Entretien - Georges Vigarello : « La société occidentale a accompli un travail sur plusieurs siècles pour arriver au régime de propreté actuelle »
Par Marc-Olivier Bherer
Historien du corps et de l’hygiène, Georges Vigarello revient, dans un entretien au « Monde », sur le développement de la propreté depuis le Moyen Age. Pour lui, nous ne vivons pas d’évolution significative à la faveur de la crise sanitaire.
Entretien. Directeur d’études à l’Ecole des hautes études en sciences sociales (EHESS), Georges Vigarello est historien du corps et de l’hygiène. Ses travaux portent notamment sur les pratiques de santé et les représentations du corps. Il est l’auteur de Le Propre et le Sale : l’hygiène du corps depuis le Moyen Age (Seuil, 1987) et de Histoire des pratiques de santé : le sain et le malsain depuis le Moyen Age (Seuil, 1985). Il s’apprête à faire paraître à l’automne une histoire de la fatigue, au Seuil.
Avec l’injonction à pratiquer des gestes barrières tels que le lavage de mains, sommes-nous en train de vivre une évolution significative de l’hygiène personnelle ?
L’exigence à l’égard du lavage de mains, du port du masque, du maintien d’une certaine distance physique correspond certes à quelque chose de nouveau. Je suis frappé par cette insistance pour un lavage de mains rigoureux : il faut bien frotter entre les doigts, sur le bout des ongles, etc. Mais si l’on parle de l’hygiène personnelle, ces gestes-barrières restent très superficiels. Ils ne concernent qu’une partie limitée du corps, les extrémités les plus visibles.
Ecartons d’emblée un malentendu, affirmer que l’hygiène s’est accentuée à cause de la pandémie revient à oublier que la propreté corporelle est le fruit d’une lente conquête de l’ensemble du corps, plus particulièrement des parties qui ne se voient pas et qui échappèrent pendant longtemps au lavage.
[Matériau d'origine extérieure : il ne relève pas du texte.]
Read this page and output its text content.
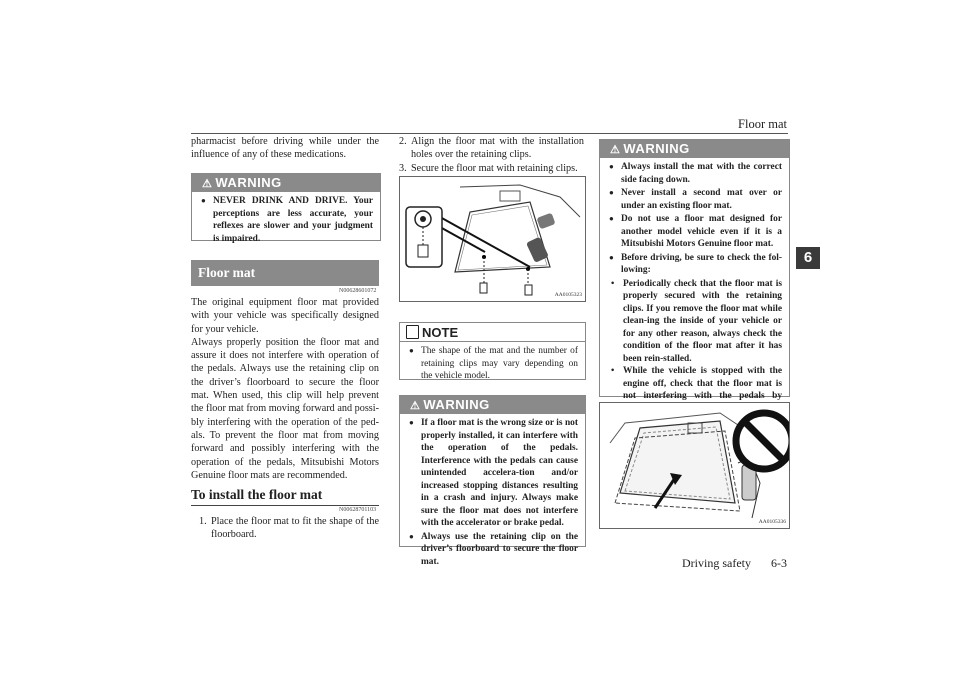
Floor mat
6

pharmacist before driving while under the influence of any of these medications.

⚠ WARNING
● NEVER DRINK AND DRIVE. Your perceptions are less accurate, your reflexes are slower and your judgment is impaired.
Floor mat
N00628601072

The original equipment floor mat provided with your vehicle was specifically designed for your vehicle.

Always properly position the floor mat and assure it does not interfere with operation of the pedals. Always use the retaining clip on the driver’s floorboard to secure the floor mat. When used, this clip will help prevent the floor mat from moving forward and possi-bly interfering with the operation of the ped-als. To prevent the floor mat from moving forward and possibly interfering with the operation of the pedals, Mitsubishi Motors Genuine floor mats are recommended.

To install the floor mat
N00628701103
1. Place the floor mat to fit the shape of the floorboard.
2. Align the floor mat with the installation holes over the retaining clips.
3. Secure the floor mat with retaining clips.
AA0105323
NOTE
● The shape of the mat and the number of retaining clips may vary depending on the vehicle model.
⚠ WARNING
● If a floor mat is the wrong size or is not properly installed, it can interfere with the operation of the pedals. Interference with the pedals can cause unintended accelera-tion and/or increased stopping distances resulting in a crash and injury. Always make sure the floor mat does not interfere with the accelerator or brake pedal.
● Always use the retaining clip on the driver’s floorboard to secure the floor mat.
⚠ WARNING
● Always install the mat with the correct side facing down.
● Never install a second mat over or under an existing floor mat.
● Do not use a floor mat designed for another model vehicle even if it is a Mitsubishi Motors Genuine floor mat.
● Before driving, be sure to check the fol-lowing:
• Periodically check that the floor mat is properly secured with the retaining clips. If you remove the floor mat while clean-ing the inside of your vehicle or for any other reason, always check the condition of the floor mat after it has been rein-stalled.
• While the vehicle is stopped with the engine off, check that the floor mat is not interfering with the pedals by
AA0105336
Driving safety 6-3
En la matière, la société occidentale a accompli un long travail sur plusieurs siècles pour arriver au régime de propreté actuelle. À cette échelle, on ne peut donc pas dire que nous vivons aujourd’hui un profond bouleversement.
Dans le passé, quels gestes prônait-on pour se protéger de la maladie ou d’une épidémie ?
La lèpre est la toute première épidémie qui amène l’humanité à s’interroger sur ce qu’il faut faire pour s’en protéger. Nous vivons avec cette maladie depuis des temps immémoriaux. Dès l’Antiquité, elle a suscité le sentiment que le contact de l’autre était dangereux. Mais les raisons invoquées pour justifier cette distanciation sociale sont différentes de celles que nous connaissons aujourd’hui. Au Moyen Age, le lépreux était considéré dangereux, non seulement par le contact de sa peau, mais aussi parce que des humeurs néfastes émanaient de lui, contrariant ses entours. Sa proximité était dangereuse, la société a donc choisi de l’exclure, jusqu’à la mort civile, et des léproseries ont été créées.
Second exemple, la peste. En 1348, elle détruit la moitié de la population de l’Europe. Or la dangerosité du contact n’a pas été immédiatement reconnue. Les populations ont d’abord pensé que la menace venait du « venin de l’air ». En guise de gestes-barrières, on pratiquait l’aération et la propagation de parfums variés, afin de chasser les vapeurs supposées putrides. Puis, progressivement, le contact a aussi été mis en cause, si bien que l’exclusion a de nouveau été pratiquée, jusqu’à l’enfermement du malade.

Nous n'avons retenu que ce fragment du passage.